• Mix all the ingredients in a bowl.
• Plop the dough onto the counter and knead for about 10 minutes or until the dough is uniform and smooth.
• Cut the dough into 8 equal size balls and let rest for 10 to 20 minutes.
• Preheat oven to 425 degrees.
• Take each of the dough balls and using two hands, roll it into a little snake on the counter. When the snake is longer than the width of your two hands, wrap it around your dominant rolling hand. The dough rope should be wrapped so the overlapping ends are together at your palm, near the start of your fingers. Now take the two overlapping ends and use your palm to squish/roll these two ends together. Once the dough is fused, you should have a perfectly circular bagel.
• Let your bagels rest on the counter for 20 minutes, and meanwhile, bring a pot of water to boil, and grease a large baking sheet tray lightly.

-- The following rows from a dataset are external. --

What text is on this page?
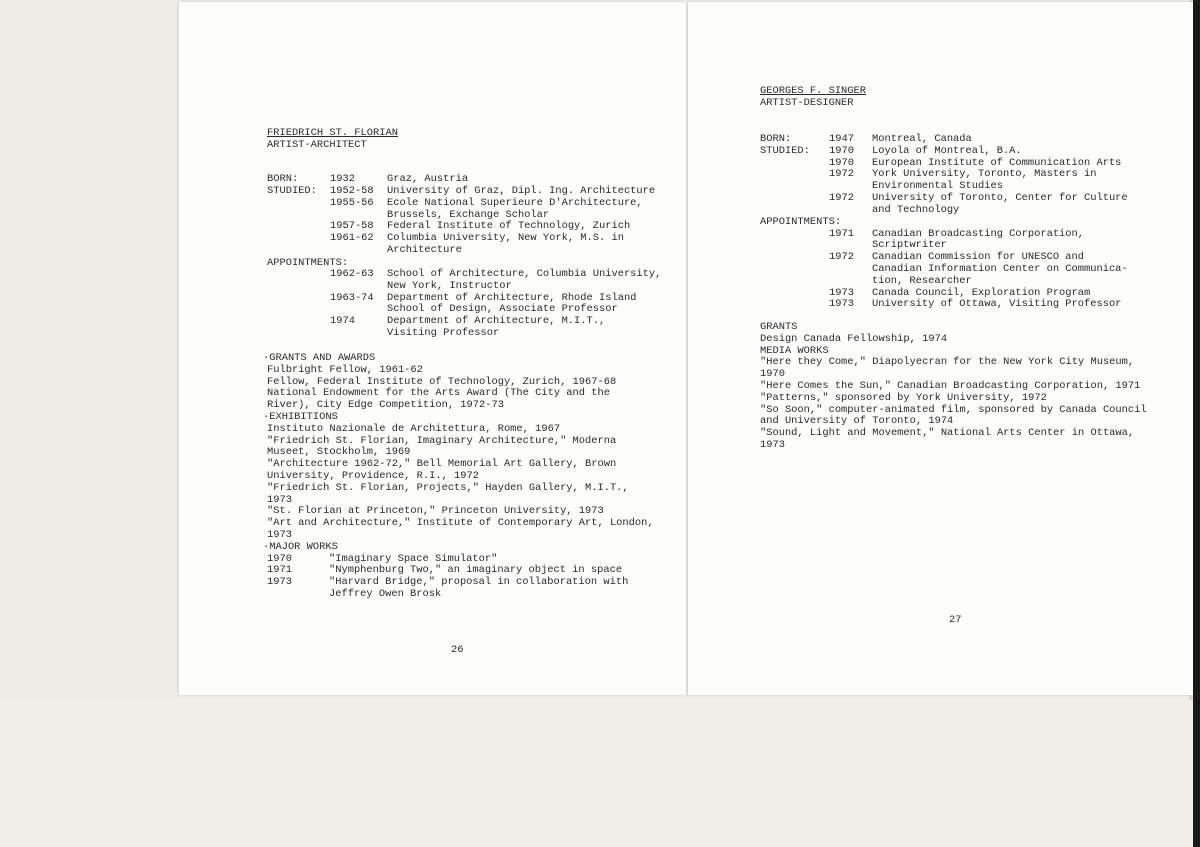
FRIEDRICH ST. FLORIAN
ARTIST-ARCHITECT
BORN:	1932	Graz, Austria
STUDIED: 1952-58 University of Graz, Dipl. Ing. Architecture
1955-56 Ecole National Superieure D'Architecture,
Brussels, Exchange Scholar
1957-58 Federal Institute of Technology, Zurich
1961-62 Columbia University, New York, M.S. in
Architecture
APPOINTMENTS:
1962-63 School of Architecture, Columbia University,
New York, Instructor
1963-74 Department of Architecture, Rhode Island
School of Design, Associate Professor
1974	Department of Architecture, M.I.T.,
Visiting Professor
·GRANTS AND AWARDS
Fulbright Fellow, 1961-62
Fellow, Federal Institute of Technology, Zurich, 1967-68
National Endowment for the Arts Award (The City and the
River), City Edge Competition, 1972-73
·EXHIBITIONS
Instituto Nazionale de Architettura, Rome, 1967
"Friedrich St. Florian, Imaginary Architecture," Moderna
Museet, Stockholm, 1969
"Architecture 1962-72," Bell Memorial Art Gallery, Brown
University, Providence, R.I., 1972
"Friedrich St. Florian, Projects," Hayden Gallery, M.I.T.,
1973
"St. Florian at Princeton," Princeton University, 1973
"Art and Architecture," Institute of Contemporary Art, London,
1973
·MAJOR WORKS
1970	"Imaginary Space Simulator"
1971	"Nymphenburg Two," an imaginary object in space
1973	"Harvard Bridge," proposal in collaboration with
Jeffrey Owen Brosk
26
GEORGES F. SINGER
ARTIST-DESIGNER
BORN:	1947 Montreal, Canada
STUDIED: 1970 Loyola of Montreal, B.A.
1970 European Institute of Communication Arts
1972 York University, Toronto, Masters in
Environmental Studies
1972 University of Toronto, Center for Culture
and Technology
APPOINTMENTS:
1971 Canadian Broadcasting Corporation,
Scriptwriter
1972 Canadian Commission for UNESCO and
Canadian Information Center on Communica-
tion, Researcher
1973 Canada Council, Exploration Program
1973 University of Ottawa, Visiting Professor
GRANTS
Design Canada Fellowship, 1974
MEDIA WORKS
"Here they Come," Diapolyecran for the New York City Museum,
1970
"Here Comes the Sun," Canadian Broadcasting Corporation, 1971
"Patterns," sponsored by York University, 1972
"So Soon," computer-animated film, sponsored by Canada Council
and University of Toronto, 1974
"Sound, Light and Movement," National Arts Center in Ottawa,
1973
27
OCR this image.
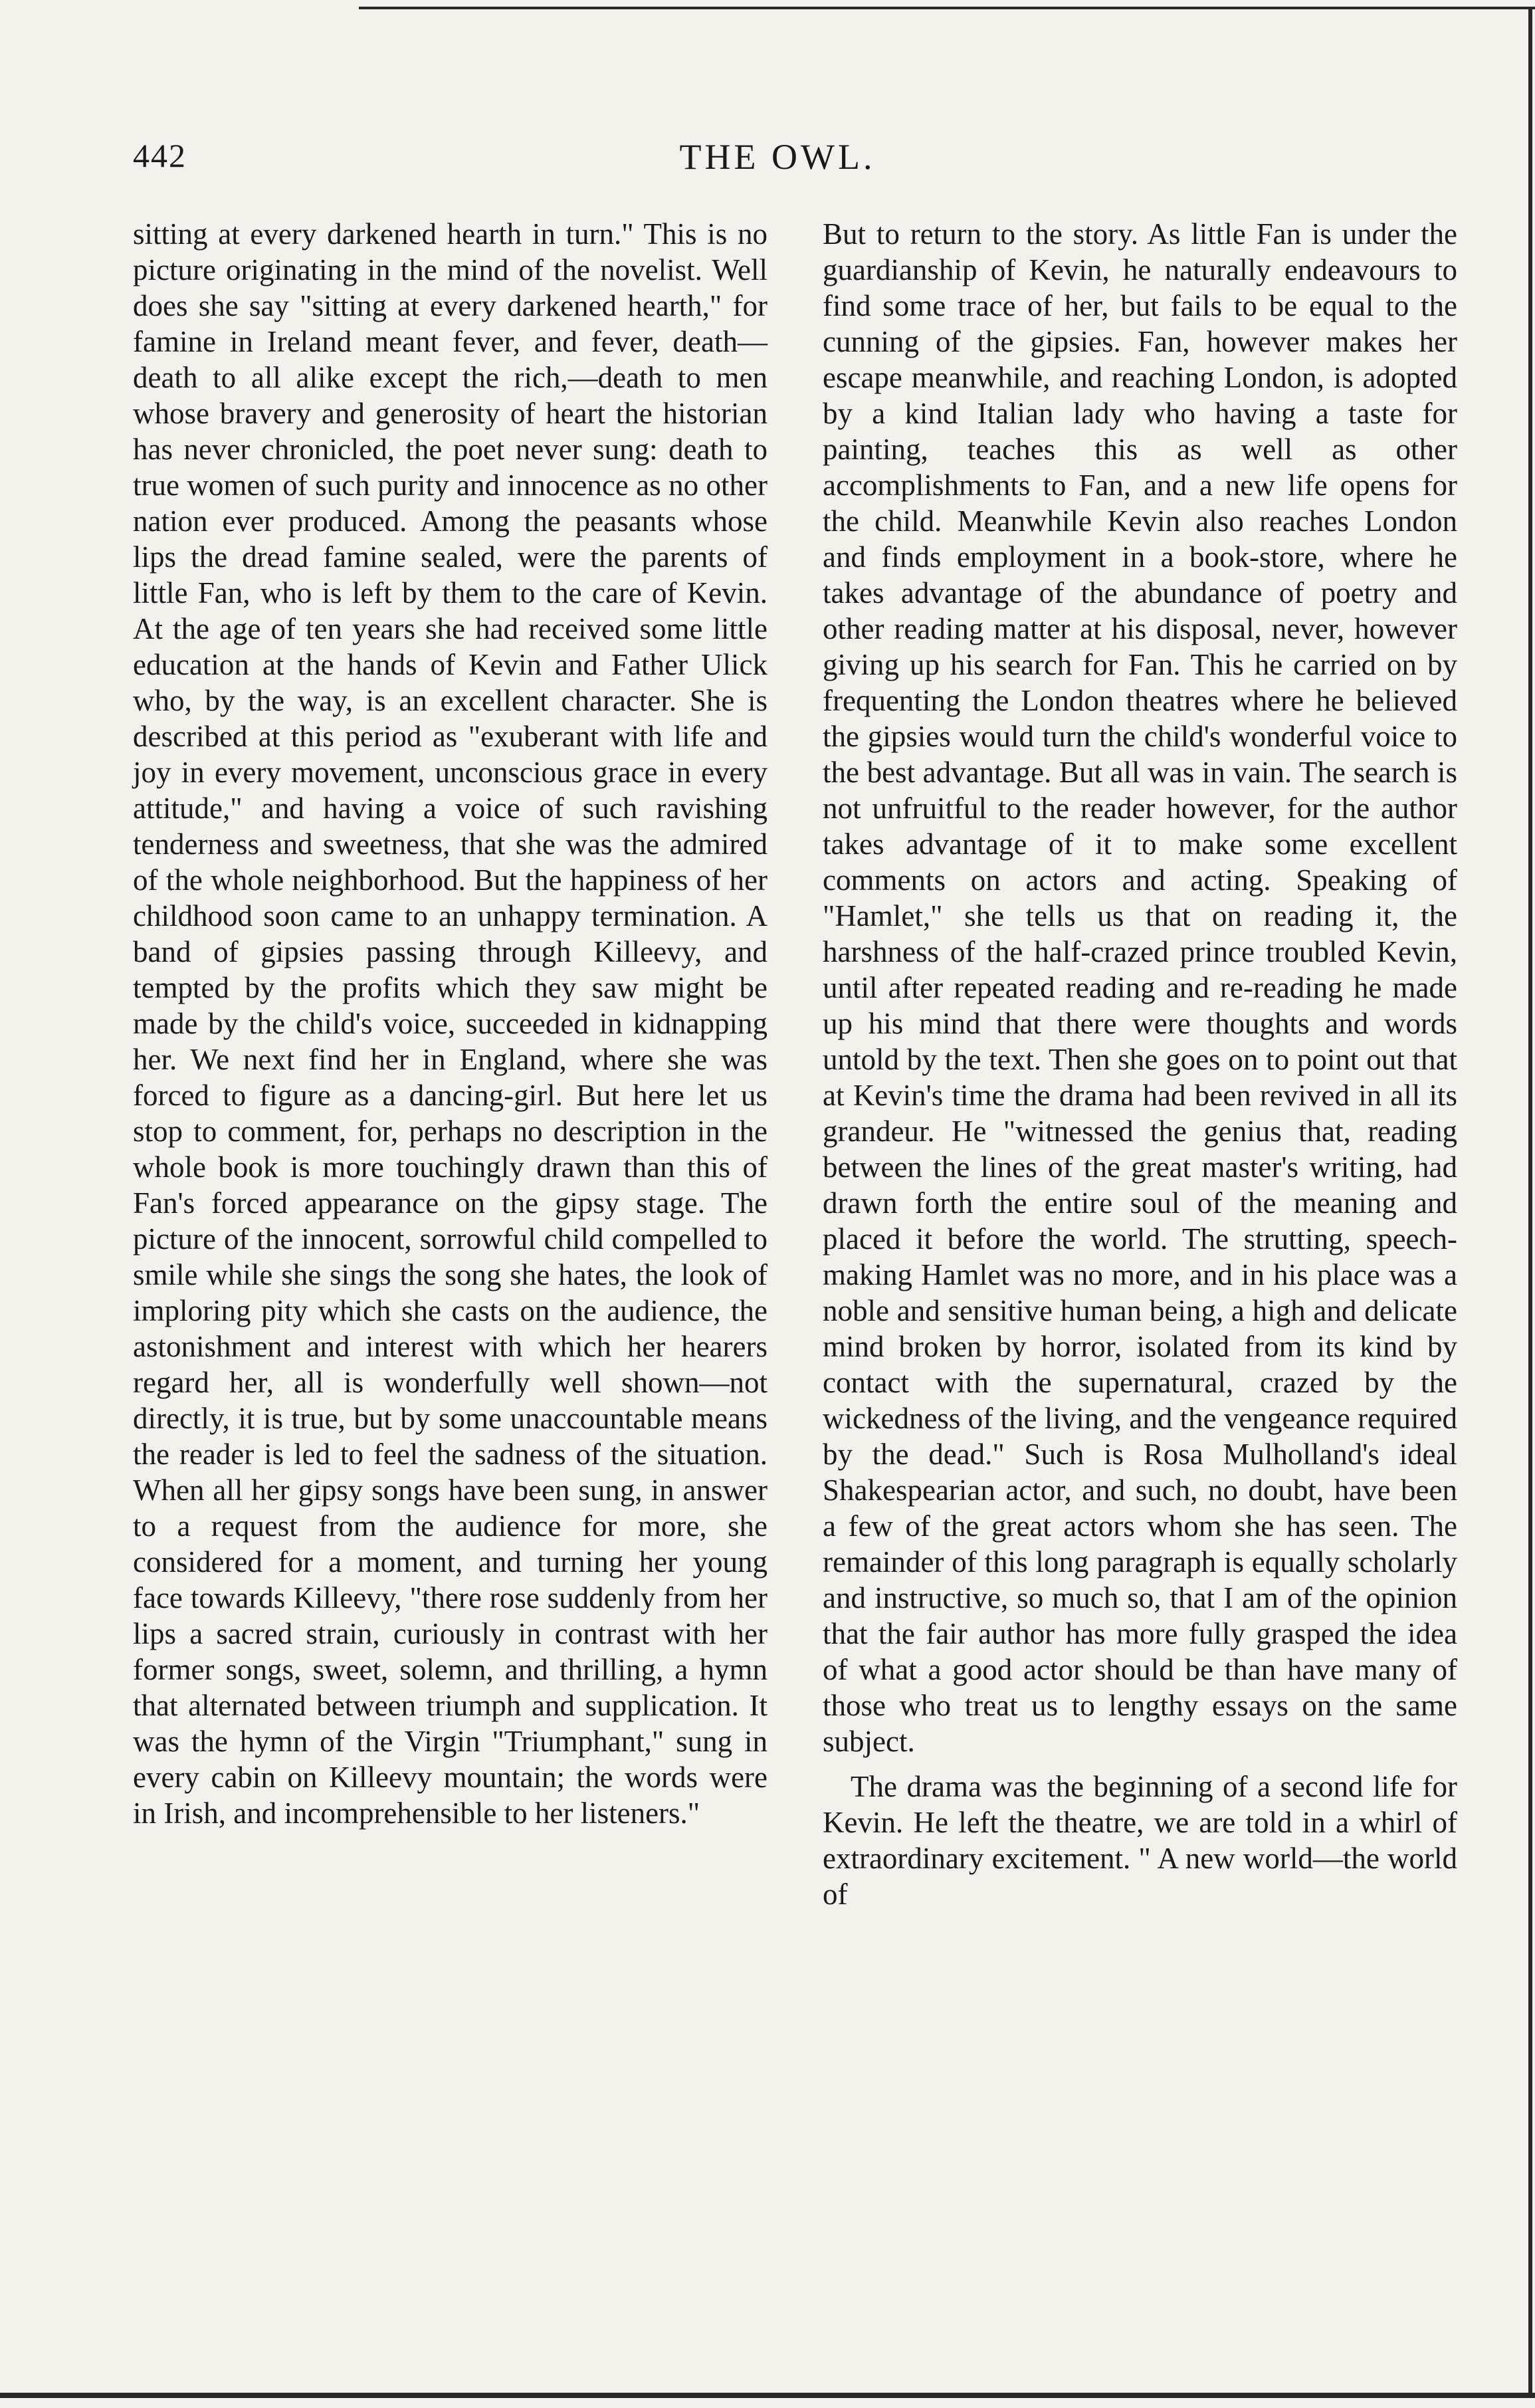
442	THE OWL.

sitting at every darkened hearth in turn." This is no picture originating in the mind of the novelist. Well does she say "sitting at every darkened hearth," for famine in Ireland meant fever, and fever, death—death to all alike except the rich,—death to men whose bravery and generosity of heart the historian has never chronicled, the poet never sung: death to true women of such purity and innocence as no other nation ever produced. Among the peasants whose lips the dread famine sealed, were the parents of little Fan, who is left by them to the care of Kevin. At the age of ten years she had received some little education at the hands of Kevin and Father Ulick who, by the way, is an excellent character. She is described at this period as "exuberant with life and joy in every movement, unconscious grace in every attitude," and having a voice of such ravishing tenderness and sweetness, that she was the admired of the whole neighborhood. But the happiness of her childhood soon came to an unhappy termination. A band of gipsies passing through Killeevy, and tempted by the profits which they saw might be made by the child's voice, succeeded in kidnapping her. We next find her in England, where she was forced to figure as a dancing-girl. But here let us stop to comment, for, perhaps no description in the whole book is more touchingly drawn than this of Fan's forced appearance on the gipsy stage. The picture of the innocent, sorrowful child compelled to smile while she sings the song she hates, the look of imploring pity which she casts on the audience, the astonishment and interest with which her hearers regard her, all is wonderfully well shown—not directly, it is true, but by some unaccountable means the reader is led to feel the sadness of the situation. When all her gipsy songs have been sung, in answer to a request from the audience for more, she considered for a moment, and turning her young face towards Killeevy, "there rose suddenly from her lips a sacred strain, curiously in contrast with her former songs, sweet, solemn, and thrilling, a hymn that alternated between triumph and supplication. It was the hymn of the Virgin "Triumphant," sung in every cabin on Killeevy mountain; the words were in Irish, and incomprehensible to her listeners."

But to return to the story. As little Fan is under the guardianship of Kevin, he naturally endeavours to find some trace of her, but fails to be equal to the cunning of the gipsies. Fan, however makes her escape meanwhile, and reaching London, is adopted by a kind Italian lady who having a taste for painting, teaches this as well as other accomplishments to Fan, and a new life opens for the child. Meanwhile Kevin also reaches London and finds employment in a book-store, where he takes advantage of the abundance of poetry and other reading matter at his disposal, never, however giving up his search for Fan. This he carried on by frequenting the London theatres where he believed the gipsies would turn the child's wonderful voice to the best advantage. But all was in vain. The search is not unfruitful to the reader however, for the author takes advantage of it to make some excellent comments on actors and acting. Speaking of "Hamlet," she tells us that on reading it, the harshness of the half-crazed prince troubled Kevin, until after repeated reading and re-reading he made up his mind that there were thoughts and words untold by the text. Then she goes on to point out that at Kevin's time the drama had been revived in all its grandeur. He "witnessed the genius that, reading between the lines of the great master's writing, had drawn forth the entire soul of the meaning and placed it before the world. The strutting, speech-making Hamlet was no more, and in his place was a noble and sensitive human being, a high and delicate mind broken by horror, isolated from its kind by contact with the supernatural, crazed by the wickedness of the living, and the vengeance required by the dead." Such is Rosa Mulholland's ideal Shakespearian actor, and such, no doubt, have been a few of the great actors whom she has seen. The remainder of this long paragraph is equally scholarly and instructive, so much so, that I am of the opinion that the fair author has more fully grasped the idea of what a good actor should be than have many of those who treat us to lengthy essays on the same subject.

The drama was the beginning of a second life for Kevin. He left the theatre, we are told in a whirl of extraordinary excitement. " A new world—the world of
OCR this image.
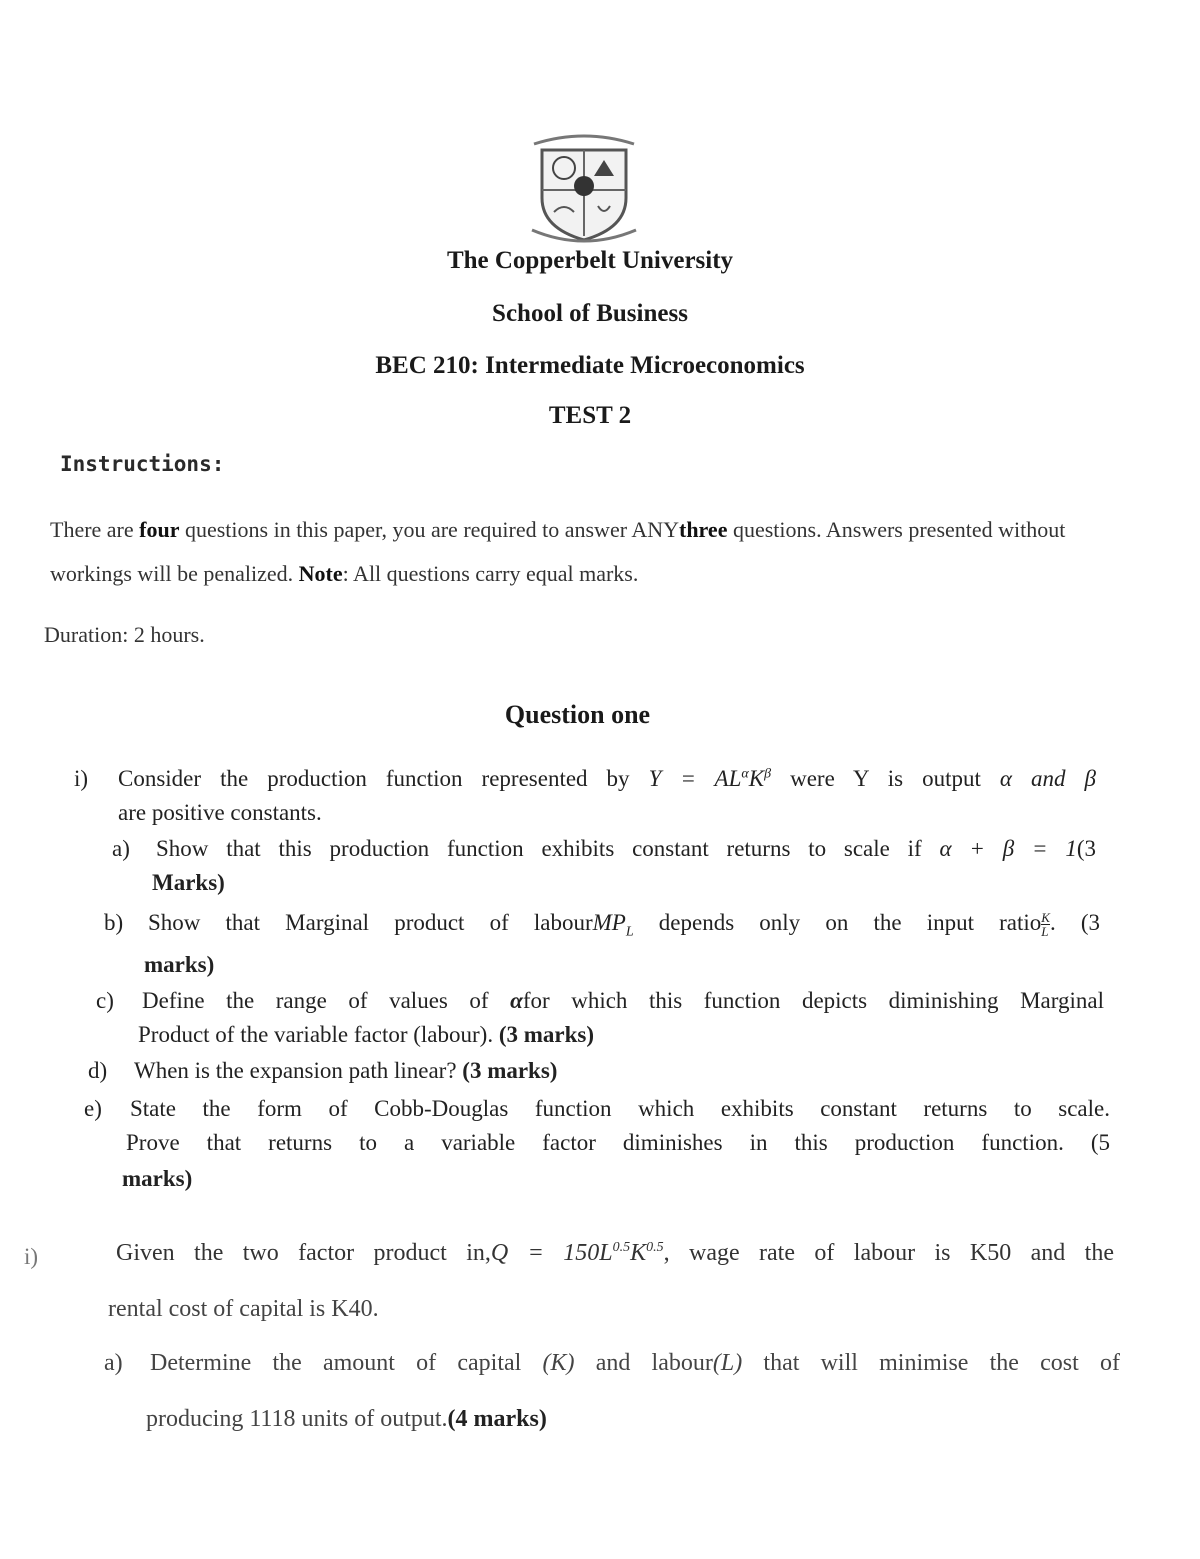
The Copperbelt University
School of Business
BEC 210: Intermediate Microeconomics
TEST 2
Instructions:
There are four questions in this paper, you are required to answer ANYthree questions. Answers presented without workings will be penalized. Note: All questions carry equal marks.
Duration: 2 hours.
Question one
i) Consider the production function represented by $Y = AL^\alpha K^\beta$ were Y is output α and β
are positive constants.
a) Show that this production function exhibits constant returns to scale if α + β = 1(3
Marks)
b) Show that Marginal product of labourMP$_L$ depends only on the input ratio $\frac{K}{L}$ . (3
marks)
c) Define the range of values of αfor which this function depicts diminishing Marginal
Product of the variable factor (labour). (3 marks)
d) When is the expansion path linear? (3 marks)
e) State the form of Cobb-Douglas function which exhibits constant returns to scale.
Prove that returns to a variable factor diminishes in this production function. (5
marks)
i)	Given the two factor product $in,Q = 150L^{0.5}K^{0.5}$, wage rate of labour is K50 and the
rental cost of capital is K40.
a) Determine the amount of capital (K) and labour(L) that will minimise the cost of
producing 1118 units of output.(4 marks)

You can just rub a splash of vegetable oil and rub it around.
• After the 20 minutes wait, the bagels will start to look puffy. Add them as many as you can without crowding them to the boiling water. Boil for about a minute; then turn them over and boil for another minute.
• Place on baking sheet and bake for 10 minutes on one side, flip, and bake 10 minutes on the other side.
• You can add any topping you like to these. Just place bagels on plate of seeds, onions, etc after boiling.